Figure 4 shows the ROC (Receiver Operating Characteristic) curves of the proposed fraudulent website detection model across different classifiers including Naïve Bayes, Multinomial Naïve Bayes, Bernoulli, SVM, Stochastic Gradient Descent and Logistic Regression. In this research eight different thresholds have been used to generate the ROC curve and measure the AUC (Area Under Curve). Figure 4 indicates that apart from SVM classifier, all other classifiers have relatively similar performance. SVM has relatively unsatisfactory performance in classification of bag of word features. Meanwhile Naïve Bayes and Logistic Regression classifiers marginally outperform other classifiers. The AUC (Area Under Curve) of each ROC curve is shown in Table 2. One major drawback of the existing solution is lack of scalability. Existing techniques might initially generate eye-catching results however these techniques are unable to keep pace with viral growth of fraudulent website. The proposed model deployed in the Big Data platform to ensure that it can keep up with vast amount and viral growth of fraudulent websites. Another major drawback of the existing fraudulent website detection models is their limited capabilities in data acquisition. Recent web programming languages and technologies made the web crawling and scrapping process more difficult than ever before. This study tackled this issue by means of efficient crawling engine which is able to deliver desired textual information regardless of the employed web technologies or deliberate limitations imposed by the websites. Using ensemble of classifiers, this study also managed to maintain its robustness against diversity and variety of the fraudulent website. One classification model is not able to perfectly generalized wide variety of fraudulent website.

Fig. 4.
figure 4

ROC Curves of the proposed fraudulent website detection model across different classifiers.

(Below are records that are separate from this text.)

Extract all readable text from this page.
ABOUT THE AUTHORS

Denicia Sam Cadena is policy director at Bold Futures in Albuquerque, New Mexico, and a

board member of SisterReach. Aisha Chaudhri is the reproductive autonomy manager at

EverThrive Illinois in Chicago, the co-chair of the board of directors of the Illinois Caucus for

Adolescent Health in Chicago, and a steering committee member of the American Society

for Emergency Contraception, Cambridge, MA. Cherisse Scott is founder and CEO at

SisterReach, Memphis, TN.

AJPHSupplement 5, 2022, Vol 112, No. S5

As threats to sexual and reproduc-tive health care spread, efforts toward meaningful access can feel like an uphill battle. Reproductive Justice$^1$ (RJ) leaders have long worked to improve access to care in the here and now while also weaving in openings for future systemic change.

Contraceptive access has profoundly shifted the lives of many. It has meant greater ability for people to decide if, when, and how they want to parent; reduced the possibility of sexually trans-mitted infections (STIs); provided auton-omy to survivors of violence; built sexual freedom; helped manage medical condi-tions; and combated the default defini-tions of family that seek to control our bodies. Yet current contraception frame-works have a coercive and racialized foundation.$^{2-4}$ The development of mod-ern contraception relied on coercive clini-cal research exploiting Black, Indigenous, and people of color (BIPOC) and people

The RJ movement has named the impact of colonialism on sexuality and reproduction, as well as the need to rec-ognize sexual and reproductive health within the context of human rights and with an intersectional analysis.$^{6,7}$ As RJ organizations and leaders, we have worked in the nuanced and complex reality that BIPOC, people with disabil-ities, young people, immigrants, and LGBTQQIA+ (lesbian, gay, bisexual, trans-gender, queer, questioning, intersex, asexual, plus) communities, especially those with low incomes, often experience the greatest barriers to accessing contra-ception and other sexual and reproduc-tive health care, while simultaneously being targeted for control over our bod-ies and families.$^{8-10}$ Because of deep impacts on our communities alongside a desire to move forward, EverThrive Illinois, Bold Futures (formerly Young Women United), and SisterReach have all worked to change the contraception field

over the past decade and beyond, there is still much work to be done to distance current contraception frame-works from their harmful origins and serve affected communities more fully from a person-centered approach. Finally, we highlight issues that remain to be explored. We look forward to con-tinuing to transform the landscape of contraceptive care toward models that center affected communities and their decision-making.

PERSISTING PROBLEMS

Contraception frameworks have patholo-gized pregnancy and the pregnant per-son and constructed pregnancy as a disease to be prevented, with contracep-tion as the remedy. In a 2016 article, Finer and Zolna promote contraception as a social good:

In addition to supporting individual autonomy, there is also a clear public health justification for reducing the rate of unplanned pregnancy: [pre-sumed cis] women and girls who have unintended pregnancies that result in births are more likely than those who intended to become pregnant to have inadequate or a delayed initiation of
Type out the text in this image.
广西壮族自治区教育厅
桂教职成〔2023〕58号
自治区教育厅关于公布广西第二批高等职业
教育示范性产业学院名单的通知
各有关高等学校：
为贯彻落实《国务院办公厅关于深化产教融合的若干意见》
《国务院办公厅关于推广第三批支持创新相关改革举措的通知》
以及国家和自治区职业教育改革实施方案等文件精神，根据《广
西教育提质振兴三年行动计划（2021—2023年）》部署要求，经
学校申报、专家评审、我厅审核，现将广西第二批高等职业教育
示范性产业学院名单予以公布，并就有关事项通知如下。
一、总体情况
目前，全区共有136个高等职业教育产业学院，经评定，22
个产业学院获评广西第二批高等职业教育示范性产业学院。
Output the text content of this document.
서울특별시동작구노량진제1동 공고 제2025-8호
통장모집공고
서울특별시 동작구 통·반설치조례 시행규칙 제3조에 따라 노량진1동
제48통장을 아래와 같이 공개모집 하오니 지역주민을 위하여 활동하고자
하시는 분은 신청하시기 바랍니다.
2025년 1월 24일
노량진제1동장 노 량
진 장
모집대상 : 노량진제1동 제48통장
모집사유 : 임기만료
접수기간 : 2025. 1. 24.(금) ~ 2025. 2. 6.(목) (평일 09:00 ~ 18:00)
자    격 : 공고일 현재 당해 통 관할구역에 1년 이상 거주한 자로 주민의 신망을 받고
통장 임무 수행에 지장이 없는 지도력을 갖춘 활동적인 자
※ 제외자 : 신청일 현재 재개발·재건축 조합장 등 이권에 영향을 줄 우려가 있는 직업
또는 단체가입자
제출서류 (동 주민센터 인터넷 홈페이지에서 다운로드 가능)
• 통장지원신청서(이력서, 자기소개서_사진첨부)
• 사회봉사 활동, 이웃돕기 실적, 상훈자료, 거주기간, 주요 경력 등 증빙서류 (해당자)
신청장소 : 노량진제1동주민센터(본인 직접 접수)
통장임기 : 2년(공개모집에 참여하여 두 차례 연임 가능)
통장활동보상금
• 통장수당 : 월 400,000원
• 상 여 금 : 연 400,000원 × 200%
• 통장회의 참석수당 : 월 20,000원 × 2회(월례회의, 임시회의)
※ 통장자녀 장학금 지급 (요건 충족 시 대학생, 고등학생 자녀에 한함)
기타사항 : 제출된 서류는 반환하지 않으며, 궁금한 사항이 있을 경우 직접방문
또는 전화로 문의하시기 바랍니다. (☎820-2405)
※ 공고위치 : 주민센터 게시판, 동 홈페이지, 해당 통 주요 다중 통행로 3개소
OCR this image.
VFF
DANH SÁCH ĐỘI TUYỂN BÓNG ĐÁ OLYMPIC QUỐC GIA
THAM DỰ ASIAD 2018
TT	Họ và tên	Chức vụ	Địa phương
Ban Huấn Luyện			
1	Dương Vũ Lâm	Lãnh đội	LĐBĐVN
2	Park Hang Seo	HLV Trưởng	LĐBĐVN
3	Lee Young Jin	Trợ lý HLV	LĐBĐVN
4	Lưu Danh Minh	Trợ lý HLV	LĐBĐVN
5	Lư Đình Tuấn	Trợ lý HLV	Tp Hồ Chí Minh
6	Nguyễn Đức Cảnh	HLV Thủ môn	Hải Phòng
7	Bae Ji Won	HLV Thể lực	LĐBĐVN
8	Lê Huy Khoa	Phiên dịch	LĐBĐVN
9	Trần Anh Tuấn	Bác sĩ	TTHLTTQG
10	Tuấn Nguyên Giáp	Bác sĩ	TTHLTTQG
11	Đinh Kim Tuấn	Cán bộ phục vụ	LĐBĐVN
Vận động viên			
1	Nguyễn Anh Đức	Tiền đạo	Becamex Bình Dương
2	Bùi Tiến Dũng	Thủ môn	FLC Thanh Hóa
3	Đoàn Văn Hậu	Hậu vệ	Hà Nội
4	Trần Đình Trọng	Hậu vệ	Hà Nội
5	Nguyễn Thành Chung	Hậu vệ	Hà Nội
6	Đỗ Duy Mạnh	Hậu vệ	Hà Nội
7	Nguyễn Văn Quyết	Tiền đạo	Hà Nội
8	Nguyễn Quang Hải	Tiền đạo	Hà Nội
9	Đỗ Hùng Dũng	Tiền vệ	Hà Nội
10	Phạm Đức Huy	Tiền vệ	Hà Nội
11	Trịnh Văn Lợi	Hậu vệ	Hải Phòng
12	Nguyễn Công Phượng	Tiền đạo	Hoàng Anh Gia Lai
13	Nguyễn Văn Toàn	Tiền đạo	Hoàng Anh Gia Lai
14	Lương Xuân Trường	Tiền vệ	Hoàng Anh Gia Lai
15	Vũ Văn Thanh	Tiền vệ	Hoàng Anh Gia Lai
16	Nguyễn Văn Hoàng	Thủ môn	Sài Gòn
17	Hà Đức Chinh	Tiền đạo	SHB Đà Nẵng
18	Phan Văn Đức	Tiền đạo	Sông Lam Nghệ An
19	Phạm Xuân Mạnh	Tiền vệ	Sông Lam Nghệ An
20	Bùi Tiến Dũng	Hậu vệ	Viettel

Table 2. Area Under Curve (AUC) of the proposed fraudulent website detection model across different classifiers

5 Conclusion

Websites has turned into a platform for fraudsters to prey on victims and propagate fraud and cybercrime. Despite the efforts of researchers, majority of the measures are unable to keep pace with viral growth and diversity of fraudulent websites. This study attempted to address this issue by proposing a content based fraudulent website detection model which utilizes textual contents of web, natural language processing techniques and supervised classification techniques to counter fraudulent websites. Experiment results showed that the proposed fraudulent website detection model with cross validated accuracy of 97.67% and FPR of 3.49% achieved satisfactory results and served the aim of this research.